Carved from wood and varying in patina, texture, and style, these sculptures engage modes of artistic production that have informed not only aesthetic and sociocultural values throughout Central and West Africa, but also garnered interest as curios in nineteenth century Europe, and ignited a veritable explosion of European and North American modern art during the early twentieth century. Considering this multivalent context, Edmonds’ visual strategies resonate on another level—harkening to Harlem Renaissance ‘dean’ Alain Locke’s call for the recognition of African sculptural art as “masterful over its material in a powerful simplicity of conception, design, and effect.” 1

Indeed, in Between Pathos & Seduction, the shadow of the Black Atlantic looms large, emphasizing the continued importance of this “zone of cultural transmission and translation through which the African diaspora, its labor, and its radical traditions dynamically shaped modernity.” 2 What is at stake is more than a matter of the formal or aesthetic. In the incorporation of these sculptural forms alongside such enigmatic and ecstatic instances of bodily expression, what does it mean for Edmonds to generate a field of vision that is so startlingly beautiful, transcendent, and transfixing? In this current moment of increasingly amplified calls for restitution and reparation, what might it mean to envision the seams of rupture and repair in such a manner? While recuperation may seem far from possible—or even reasonable to consider—in this context, the acts of care embedded in Edmonds’ illuminations remain. These subjects are quietly insistent, requiring our careful attention.

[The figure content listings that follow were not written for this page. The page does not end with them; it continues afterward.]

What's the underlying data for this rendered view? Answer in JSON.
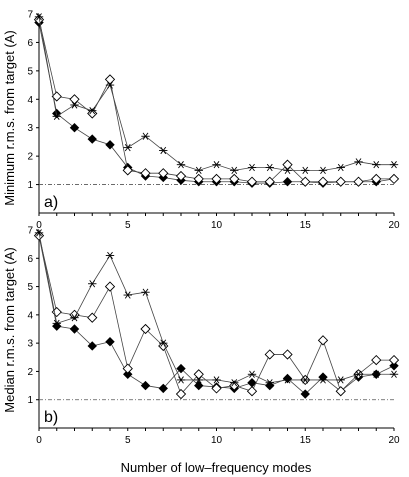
{
  "chart_data": [
    {
      "type": "line",
      "panel_label": "a)",
      "ylabel": "Minimum r.m.s. from target (A)",
      "xlabel": "",
      "xlim": [
        0,
        20
      ],
      "ylim": [
        0,
        7
      ],
      "x_ticks": [
        0,
        5,
        10,
        15,
        20
      ],
      "y_ticks": [
        1,
        2,
        3,
        4,
        5,
        6,
        7
      ],
      "reference_line": 1,
      "x": [
        0,
        1,
        2,
        3,
        4,
        5,
        6,
        7,
        8,
        9,
        10,
        11,
        12,
        13,
        14,
        15,
        16,
        17,
        18,
        19,
        20
      ],
      "series": [
        {
          "marker": "filled-diamond",
          "values": [
            6.7,
            3.5,
            3.0,
            2.6,
            2.4,
            1.6,
            1.3,
            1.25,
            1.15,
            1.1,
            1.1,
            1.1,
            1.05,
            1.05,
            1.1,
            1.1,
            1.05,
            1.1,
            1.1,
            1.1,
            1.2
          ]
        },
        {
          "marker": "open-diamond",
          "values": [
            6.8,
            4.1,
            4.0,
            3.5,
            4.7,
            1.5,
            1.4,
            1.4,
            1.3,
            1.2,
            1.2,
            1.2,
            1.1,
            1.1,
            1.7,
            1.1,
            1.1,
            1.1,
            1.1,
            1.2,
            1.2
          ]
        },
        {
          "marker": "asterisk",
          "values": [
            6.9,
            3.4,
            3.8,
            3.6,
            4.5,
            2.3,
            2.7,
            2.2,
            1.7,
            1.5,
            1.7,
            1.5,
            1.6,
            1.6,
            1.5,
            1.5,
            1.5,
            1.6,
            1.8,
            1.7,
            1.7
          ]
        }
      ]
    },
    {
      "type": "line",
      "panel_label": "b)",
      "ylabel": "Median r.m.s. from target (A)",
      "xlabel": "Number of low–frequency modes",
      "xlim": [
        0,
        20
      ],
      "ylim": [
        0,
        7
      ],
      "x_ticks": [
        0,
        5,
        10,
        15,
        20
      ],
      "y_ticks": [
        1,
        2,
        3,
        4,
        5,
        6,
        7
      ],
      "reference_line": 1,
      "x": [
        0,
        1,
        2,
        3,
        4,
        5,
        6,
        7,
        8,
        9,
        10,
        11,
        12,
        13,
        14,
        15,
        16,
        17,
        18,
        19,
        20
      ],
      "series": [
        {
          "marker": "filled-diamond",
          "values": [
            6.8,
            3.6,
            3.5,
            2.9,
            3.05,
            1.9,
            1.5,
            1.4,
            2.1,
            1.5,
            1.45,
            1.4,
            1.6,
            1.5,
            1.75,
            1.2,
            1.8,
            1.3,
            1.8,
            1.9,
            2.2
          ]
        },
        {
          "marker": "open-diamond",
          "values": [
            6.8,
            4.1,
            4.0,
            3.9,
            5.0,
            2.1,
            3.5,
            2.9,
            1.2,
            1.9,
            1.4,
            1.5,
            1.3,
            2.6,
            2.6,
            1.7,
            3.1,
            1.3,
            1.9,
            2.4,
            2.4
          ]
        },
        {
          "marker": "asterisk",
          "values": [
            6.9,
            3.7,
            3.9,
            5.1,
            6.1,
            4.7,
            4.8,
            3.0,
            1.7,
            1.7,
            1.7,
            1.6,
            1.9,
            1.6,
            1.7,
            1.7,
            1.7,
            1.7,
            1.9,
            1.9,
            1.9
          ]
        }
      ]
    }
  ]
}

– Oluremi C. Onabanjo, 2019

JOHN EDMONDS (b. 1989) earned his MFA in Photography from Yale University and his BFA at the Corcoran School of Arts & Design. His work explores themes of identity, community and desire. Noted for his highly formalist photographs in which he focuses on the performative gestures and self-fashioning of young black men on the streets of America, his work is in numerous public and private collections, including the Art Gallery of Ontario, The Columbus Museum of Art, The Philadelphia Museum of Art, The Museum of Fine Arts Houston, SFMoMA, and the Brooklyn Museum. In 2018, TIME Magazine listed his debut monograph, Higher, as one of the top 25 Photobooks of the year. Recent exhibitions include tête à tête at the Henry Art Gallery, University of Washington, Seattle, God Made My Face: A Collective Portrait of James Baldwin at David Zwirner, Family Pictures at the Milwaukee Art Museum and Face to Face at the California African American Museum. Residencies include: the Skowhegan School of Painting and Sculpture, Skowhegan, ME; Light Work, Syracuse, NY; and the Banff Centre, Banff, AB. He lives and works in Brooklyn, New York and is on faculty at Yale University and the School of Visual Arts, NY. Between Pathos & Seduction is Edmonds’ first solo show with COMPANY, New York.

OLUREMI C. ONABANJO is a curator and scholar of photography and the Arts of Africa. The former Director of Exhibitions and Collections of The Walther Collection, she is a doctoral candidate in Art History at Columbia University.

Locke, Alain. 1925. “The Legacy of the Ancestral Arts.” The New Negro: Voices of the Harlem Renaissance. 258.
Bourland, Ian. 2019. Bloodflowers: Rotimi Fani-Kayode, Photogrpahy and the 1980s. Duke University Press: Durham and London. 4.